How can verifiers that support multiple trust models/ecosystems know how to authenticate to the wallet? #248
Description
This is split out from openid/OpenID4VC-HAIP#133 :
For item 3 "what if verifier wants to pass multiple trust models, hoping one is supported by the wallet?"
This is implicitly mentioned in the WG10 ask since the 18013-5 request structure supports multiple RP authentication signatures.
Not having the ability to support multiple RP authentication signatures would mean that it's not possible to request documents that use different trust models, or request documents from issuers (e.g. regions) that have different trust models. Not having those abilities would be a significant limitation of the protocol.
Most of the consequences and possible solutions are similar to the ones mentioned in item 1, since having multiple RP authentication signatures seems to not be supported by the JAR specification.
The proposal addresses this by defining an array of verifier_authentication elements, each of which can contain a signature for a trust model. As the elements that are signed by these structures is dynamic (see item 1), this mechanism supports both the scenario of signing the encryption information, as well as also signing the vp_query.
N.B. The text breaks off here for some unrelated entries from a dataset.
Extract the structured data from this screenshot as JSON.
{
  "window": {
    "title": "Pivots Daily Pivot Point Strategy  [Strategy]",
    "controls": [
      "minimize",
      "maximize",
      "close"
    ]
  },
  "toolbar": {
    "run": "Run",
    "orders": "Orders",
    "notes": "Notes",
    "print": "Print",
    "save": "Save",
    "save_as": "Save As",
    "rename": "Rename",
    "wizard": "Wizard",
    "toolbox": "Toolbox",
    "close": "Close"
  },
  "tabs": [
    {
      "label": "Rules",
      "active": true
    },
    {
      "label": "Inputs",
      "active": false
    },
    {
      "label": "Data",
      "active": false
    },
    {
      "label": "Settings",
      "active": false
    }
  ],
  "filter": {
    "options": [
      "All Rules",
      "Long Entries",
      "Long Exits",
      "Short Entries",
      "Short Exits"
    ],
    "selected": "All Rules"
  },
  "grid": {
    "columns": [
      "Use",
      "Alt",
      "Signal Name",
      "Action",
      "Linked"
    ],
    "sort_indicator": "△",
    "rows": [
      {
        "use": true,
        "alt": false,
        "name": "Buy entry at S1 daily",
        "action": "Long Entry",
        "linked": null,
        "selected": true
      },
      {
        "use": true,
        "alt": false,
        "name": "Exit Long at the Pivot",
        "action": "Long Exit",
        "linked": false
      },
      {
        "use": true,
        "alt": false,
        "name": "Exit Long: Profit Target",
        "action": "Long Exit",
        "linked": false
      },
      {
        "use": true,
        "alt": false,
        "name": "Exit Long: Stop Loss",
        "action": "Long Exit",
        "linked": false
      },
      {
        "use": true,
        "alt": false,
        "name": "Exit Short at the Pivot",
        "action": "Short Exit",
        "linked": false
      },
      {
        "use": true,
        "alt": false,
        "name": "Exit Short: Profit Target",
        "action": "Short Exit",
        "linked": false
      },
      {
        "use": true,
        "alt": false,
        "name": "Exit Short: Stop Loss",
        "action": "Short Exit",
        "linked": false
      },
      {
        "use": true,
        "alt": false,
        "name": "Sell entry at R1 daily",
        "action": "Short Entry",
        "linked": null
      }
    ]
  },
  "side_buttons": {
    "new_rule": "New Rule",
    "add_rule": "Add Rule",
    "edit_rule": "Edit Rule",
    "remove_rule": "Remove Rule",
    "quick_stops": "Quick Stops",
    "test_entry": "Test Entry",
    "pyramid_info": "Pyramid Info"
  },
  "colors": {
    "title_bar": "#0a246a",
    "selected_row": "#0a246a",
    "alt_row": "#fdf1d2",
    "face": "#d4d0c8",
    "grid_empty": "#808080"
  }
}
This doesn't seem to be an mdl specific thing, there is a general problem that a verifier must submit a request to the wallet without knowing anything about the wallet, and, for example, obtaining an mdl regardless of where the mdl was issued/what wallet it is in means:
- The verifier may support more than one
client_id_schemeand cannot know which one(s) the wallet(s) installed on the user's device support (e.g. for mdl USA states likely require x509_san_dns, some parts of the EU may well use OID Federation instead, and for non-mdl cases there may be even more deviation - this may also mean that the client_ids differ as, for example, there isn't a client_id that is valid for both x509_san_dns and openid federation) - For each client_id_scheme, the verifier may have more than one way to authenticate, e.g. for x509_san_dns they may have a x509 certificate suitable for use in California and a second one suitable for use in the EU.